Colin Stewart’a BM’nin Kıbrıslı Türkler ile Kıbrıslı Rumları yakınlaştırmak için ne yaptığı da soruldu. Kıbrıslı Türklerle ve Rumlarla, özellikle de gençlerle temas etmek için çok şeyler yaptıklarını belirten Stewart “daha önce yan yana gelmemiş insanları ne zaman bir araya getirsek, öteki tarafın bildikleri ve öğrendikleri kadar kötü olmadığını anlıyorlar. Neticede, aynıyız diyorlar” dedi, şöyle devam etti:
“Elimizden geldiğince köprü kurmaya çalışıyoruz çünkü elimizdeki kamuoyu yoklamalarının, iki toplum arasında ne kadar çok temas olursa aralarında o kadar çok güven olduğunu gösterdiğini biliyoruz. Bir çözüm perspektifi böyle doğar, insanlar bu perspektiflere bu şekilde daha açık olur.”

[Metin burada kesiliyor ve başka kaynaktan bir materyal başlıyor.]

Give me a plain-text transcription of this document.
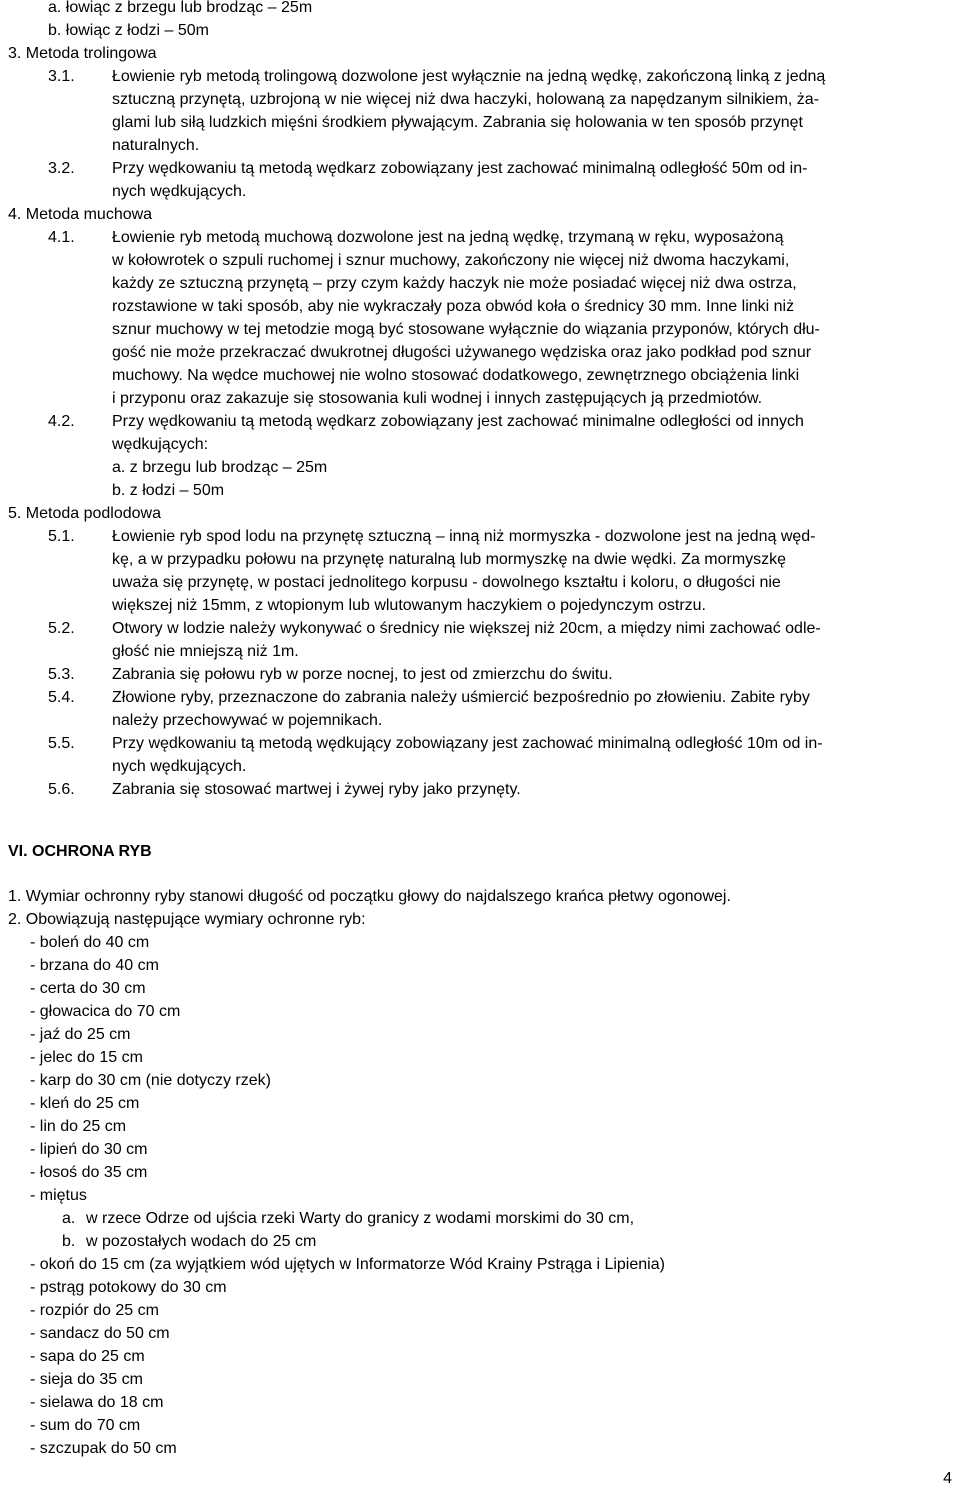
a. łowiąc z brzegu lub brodząc – 25m
b. łowiąc z łodzi – 50m
3. Metoda trolingowa
3.1. Łowienie ryb metodą trolingową dozwolone jest wyłącznie na jedną wędkę, zakończoną linką z jedną
sztuczną przynętą, uzbrojoną w nie więcej niż dwa haczyki, holowaną za napędzanym silnikiem, ża-
glami lub siłą ludzkich mięśni środkiem pływającym. Zabrania się holowania w ten sposób przynęt
naturalnych.
3.2. Przy wędkowaniu tą metodą wędkarz zobowiązany jest zachować minimalną odległość 50m od in-
nych wędkujących.
4. Metoda muchowa
4.1. Łowienie ryb metodą muchową dozwolone jest na jedną wędkę, trzymaną w ręku, wyposażoną
w kołowrotek o szpuli ruchomej i sznur muchowy, zakończony nie więcej niż dwoma haczykami,
każdy ze sztuczną przynętą – przy czym każdy haczyk nie może posiadać więcej niż dwa ostrza,
rozstawione w taki sposób, aby nie wykraczały poza obwód koła o średnicy 30 mm. Inne linki niż
sznur muchowy w tej metodzie mogą być stosowane wyłącznie do wiązania przyponów, których dłu-
gość nie może przekraczać dwukrotnej długości używanego wędziska oraz jako podkład pod sznur
muchowy. Na wędce muchowej nie wolno stosować dodatkowego, zewnętrznego obciążenia linki
i przyponu oraz zakazuje się stosowania kuli wodnej i innych zastępujących ją przedmiotów.
4.2. Przy wędkowaniu tą metodą wędkarz zobowiązany jest zachować minimalne odległości od innych
wędkujących:
a. z brzegu lub brodząc – 25m
b. z łodzi – 50m
5. Metoda podlodowa
5.1. Łowienie ryb spod lodu na przynętę sztuczną – inną niż mormyszka - dozwolone jest na jedną węd-
kę, a w przypadku połowu na przynętę naturalną lub mormyszkę na dwie wędki. Za mormyszkę
uważa się przynętę, w postaci jednolitego korpusu - dowolnego kształtu i koloru, o długości nie
większej niż 15mm, z wtopionym lub wlutowanym haczykiem o pojedynczym ostrzu.
5.2. Otwory w lodzie należy wykonywać o średnicy nie większej niż 20cm, a między nimi zachować odle-
głość nie mniejszą niż 1m.
5.3. Zabrania się połowu ryb w porze nocnej, to jest od zmierzchu do świtu.
5.4. Złowione ryby, przeznaczone do zabrania należy uśmiercić bezpośrednio po złowieniu. Zabite ryby
należy przechowywać w pojemnikach.
5.5. Przy wędkowaniu tą metodą wędkujący zobowiązany jest zachować minimalną odległość 10m od in-
nych wędkujących.
5.6. Zabrania się stosować martwej i żywej ryby jako przynęty.
VI. OCHRONA RYB
1. Wymiar ochronny ryby stanowi długość od początku głowy do najdalszego krańca płetwy ogonowej.
2. Obowiązują następujące wymiary ochronne ryb:
- boleń do 40 cm
- brzana do 40 cm
- certa do 30 cm
- głowacica do 70 cm
- jaź do 25 cm
- jelec do 15 cm
- karp do 30 cm (nie dotyczy rzek)
- kleń do 25 cm
- lin do 25 cm
- lipień do 30 cm
- łosoś do 35 cm
- miętus
a. w rzece Odrze od ujścia rzeki Warty do granicy z wodami morskimi do 30 cm,
b. w pozostałych wodach do 25 cm
- okoń do 15 cm (za wyjątkiem wód ujętych w Informatorze Wód Krainy Pstrąga i Lipienia)
- pstrąg potokowy do 30 cm
- rozpiór do 25 cm
- sandacz do 50 cm
- sapa do 25 cm
- sieja do 35 cm
- sielawa do 18 cm
- sum do 70 cm
- szczupak do 50 cm
4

-“Ara bölgeye güneş parkı”
Stewart’a son olarak ara bölgeye büyük bir güneş parkı yapılması konusu soruldu. Bu konuda bir inceleme bulunduğunu ve her hafta iki müzakereci ile üçlü bir görüşme yaptıklarını, bu görüşmelerde bazı kararlar alındığını ve teknik komitelere bilgi ve talimat verildiğini belirtti, şunları ekledi:
“Güneş Parkı fikri üçlü görüşmelerimiz sırasında ortaya çıktı. AB projeyi finanse ediyor ve bir fizibilite çalışması için para verdi. Nihai sonuçları bekliyoruz. Projenin iki toplumluluk felsefesini korumak için ara bölgede olması gerektiğine inanıyoruz. Pile muhtemel bir konumdur ancak fizibilite raporunu bekliyoruz, ardından da bir anlaşmayı siyasi açıdan mümkün kılmaya çalışacağız. Bunun, elektrik üretecek büyük bir güven yaratıcı proje olabileceğine dair büyük bir umudum var. Sorunu ya depolama aracılığıyla ya da iki tarafın elektrik şebekelerine bağlayarak çözersek mükemmel bir şey olacak.”